B. C. O: En tout cas j'étais impressionné par la quantité de production de films, parce que les films qui ont été proposés pour cette 21è édition, il y a eu plus de six cent soixante- neuf (669) si je m'en retiens à ce qui a été dit par les organisateurs. Cela prouve à quel point il y a un dynamisme de la production cinématographique en Afrique. Il y a un dynamisme incontestable dans la production artistique en Afrique et l'art est l'un des rares terrains avant- gardistes qui posent en perspective les différentes problématiques que vit le continent et qui parle directement aux consciences. J'étais ravi de voir tout ce monde et c'est le signe que ce rendez- vous du cinéma africain a une résonance mondiale, quarante (40) ans plus tard est une des plus grandes références qui comptent parmi les plus grandes rencontres cinématographiques du monde.

K. K. G: Quelle est votre appréciation du film qui a gagné l'étalon d'or de Yennenga ?

B. C. O: Quand j'ai vu le film TEZA de Haïlé Gérima pour la première fois, au sortir de ce film moi je l'ai pronostiqué déjà pour l'étalon d'or de Yennenga. Je disais à des amis qui étaient autour de moi que c'est l'étalon que je viens de voir. Et effectivement quand j'ai vu qu'il était consacré dans les faits, j'étais ravi. C'est un film très puissant, très artistiquement fait, politiquement engagé qui pose des problématiques à la fois de ce pouvoir, de ce racisme. Comme c'est un film dense qui évoque beaucoup de choses à la fois historiques, sociales, ça touche tout le monde. Moi étant à cheval entre le Burkina et la France, vivant là- bas, ce qu'on montrait du racisme que l'on vivait en Allemagne qui est ce qu'on vit exactement en France, on se retrouvait déjà dedans individuellement et on comprenait la problématique davantage. Un film qui a été construit avec une telle poésie, avec une telle vision ne pouvait qu'être honoré par cette distinction. Et quand TEZA a vraiment enfourché l'étalon de Yennenga, moi comme tous les autres festivaliers d'ailleurs nous avons tous applaudi parce que c'est un très beau film et je souhaite vraiment bon vent au film TEZA, qu'il parcourt le monde et qu'il ait une très grande distribution à travers le monde.

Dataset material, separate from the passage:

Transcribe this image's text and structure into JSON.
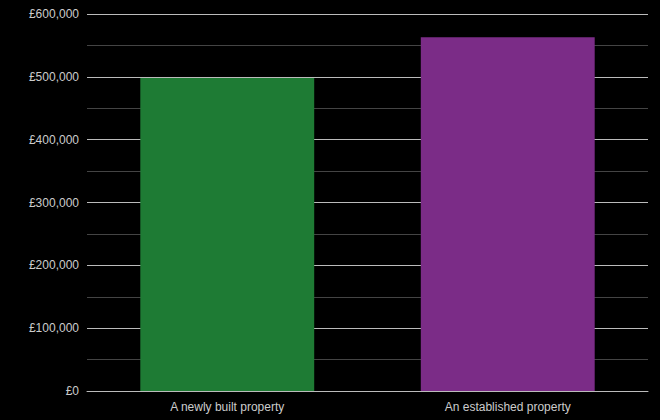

K. K. G: Comment jugez- vous l'organisation de cette édition anniversaire du FESPACO ?

B. C. O: C'est là effectivement que les véritables problèmes vont se poser. En tout cas j'ai apprécié la qualité artistique des réalisateurs. Beaucoup d'œuvres étaient de grande facture. Maintenant nous sommes dans un festival et un festival demande un minimum d'organisation pour pouvoir gérer de façon harmonieuse l'ensemble des opérations et à ce niveau il y a eu d'énormes problèmes organisationnels que nous avons constatés, et ça c'est vraiment dommage. J'ai été choqué, un peu révolté même de voir qu'à cette 21è édition, quarante (40) ans après on soit encore à balbutier sur des choses aussi simples qu'on a par moment réussies dans les éditions précédentes. Ça ça m'a vraiment choqué. Le fait que les programmes ne soient disponibles nulle part pour des festivaliers qui arrivent, il n'y a aucun programme pour savoir quel film voir, où le voir, c'est grave. Qu'on n'ait pas de programme qui puisse nous détailler les différentes productions à voir vu l'importance de ce festival c'est assez grave. Le fait que des films soient programmés et qu'on arrive et que ce soit déprogrammé à la dernière minute en lieu et place d'autres films comme j'ai pu le constater, ça c'est grave. Ça dénote de l'amateurisme de la part des organisateurs. Je le déplore et je le dénonce. Quand je prends les badges, trois jours après le début du festival, sur dix (10) personnes il y a à peine huit (8) qui n'ont pas de badges. Ce sont des choses qu'il ne faudra plus jamais reproduire parce que le monde entier nous regarde et la moindre faille est interprétée de manière cosmique. Au stade où nous en sommes, on ne peut plus tolérer ça et moi personnellement j'ai été choqué de voir cette pagaille au niveau de l'organisation. Je souhaite que les responsables de cette institution qui est le FESPACO prennent vraiment à bras le corps l'organisation et soient dans une vision prospective qui permet d'anticiper pour que ces erreurs qui sont de l'ordre de l'amateurisme ne se reproduisent plus ; parce que quarante (40) ans, il y a eu des erreurs que même au vingtième anniversaire on n'aurait pas fait ce n'est pas à quarante (40) ans qu'on va les faire. C'est impardonnable.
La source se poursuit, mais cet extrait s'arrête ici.